How do I grow as a Christian?

A while back I was talking to a friend who attends Redeemer. I asked him, “what kind of sermon or sermon series would you find helpful in your Christian life?”  He thought for a while, then responded that one of the big questions he has is how to grow spiritually amid the grind of daily life? More specifically, he said that he understood how the gospel of Jesus was to be not just the A,B,C’s of the Christian life, but also the A-Z of the Christian life. But he didn’t understand where the so called “Spiritual Disciples” – prayer and fasting, Bible reading and meditation, community and solitude, etc. – fit into the Christian life, how they contribute to our spiritual growth.

How do I grow as a Christian? What is the place of the "Spiritual Disciplines" in spiritual growth?  These are questions many Christians have. The sermon this Sunday is my attempt to answer, at least in part, these questions.

 As a brief prelude to the sermon let me share one suprising and encouraging truth I discovered in my study of John 15: It is the strong passion and settled purpose of your Heavenly Father that you grow spiritually, in the language of John 15, that you “bear much fruit.”

 Jesus says to his disciples: “This is to my Father’s glory, that you bear much fruit, showing yourself to be my disciples” (John 15:8); and “You did not choose me, but I chose you and appointed you to go and bear fruit – fruit that will last” (John 15:16).

 Think about that – it is to your Heavenly Father’s glory that you grow, that you thrive as a follower of Jesus, that you bear fruit! He has chosen you before the creation of the world to bear fruit! He has appointed you to bear a legacy of lasting fruit! So absolutely and irrevocably committed to your fruit bearing is your Heavenly Father that he sent His own Son to be the True Vine to give spiritual life and fruit to the whole world through his incarnation, life and death.

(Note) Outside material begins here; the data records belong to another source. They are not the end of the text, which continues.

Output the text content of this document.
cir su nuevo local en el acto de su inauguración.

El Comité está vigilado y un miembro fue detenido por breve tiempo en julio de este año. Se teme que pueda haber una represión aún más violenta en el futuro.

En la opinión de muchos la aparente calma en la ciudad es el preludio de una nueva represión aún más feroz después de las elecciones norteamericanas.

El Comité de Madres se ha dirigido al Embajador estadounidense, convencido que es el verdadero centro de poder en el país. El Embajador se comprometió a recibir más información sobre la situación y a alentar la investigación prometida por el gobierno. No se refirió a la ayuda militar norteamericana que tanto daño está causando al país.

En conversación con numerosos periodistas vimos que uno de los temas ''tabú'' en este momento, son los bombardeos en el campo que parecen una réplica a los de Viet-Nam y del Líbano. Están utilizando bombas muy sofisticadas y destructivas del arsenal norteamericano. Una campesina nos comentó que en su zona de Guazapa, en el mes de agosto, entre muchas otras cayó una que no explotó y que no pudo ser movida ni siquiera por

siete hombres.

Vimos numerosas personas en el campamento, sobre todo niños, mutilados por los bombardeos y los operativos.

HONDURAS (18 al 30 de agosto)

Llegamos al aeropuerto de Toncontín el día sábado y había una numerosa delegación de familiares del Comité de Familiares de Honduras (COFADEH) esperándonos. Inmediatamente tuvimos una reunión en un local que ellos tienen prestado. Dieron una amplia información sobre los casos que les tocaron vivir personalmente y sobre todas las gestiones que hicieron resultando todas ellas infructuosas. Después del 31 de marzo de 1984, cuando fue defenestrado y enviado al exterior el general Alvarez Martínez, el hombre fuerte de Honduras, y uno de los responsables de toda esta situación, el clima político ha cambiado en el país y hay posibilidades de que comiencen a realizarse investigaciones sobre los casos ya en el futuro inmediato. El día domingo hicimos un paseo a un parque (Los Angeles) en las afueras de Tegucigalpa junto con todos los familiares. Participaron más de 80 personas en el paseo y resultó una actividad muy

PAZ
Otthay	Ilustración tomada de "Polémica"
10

 Many Christians feel that their spiritual growth is up to them: their effort, their work, their discipline, their commitment. But the point Jesus makes in John 15 is that it is GOD who is committed to our spiritual vitality and fruit-bearing far more than we could ever be! Do you believe that? Do you accept that truth? Or do you feel alone in the work of your spiritual growth and maturing?

In light of the Father’s commitment to our fruit bearing there is really only one spiritual discipline, one response, and that is this: to remain in Jesus, to abide in Jesus, to remain in Jesus’ love. But how are we to remain in Jesus? In the sermon this Sunday we will look at the five practices of this one spiritual disciple of abiding in Jesus: (1) Meditating on Jesus’ Word (15:3 & 7; Cf. 5:39-40); (2) Praying (vs. 7) in Jesus name (vs. 16); (3) Preaching the Love of Jesus to oneself (vs. 9 & 13), (4) obeying Jesus’ commands (vs. 10), (5) and loving each other in Jesus’ community (vs. 12 & 17).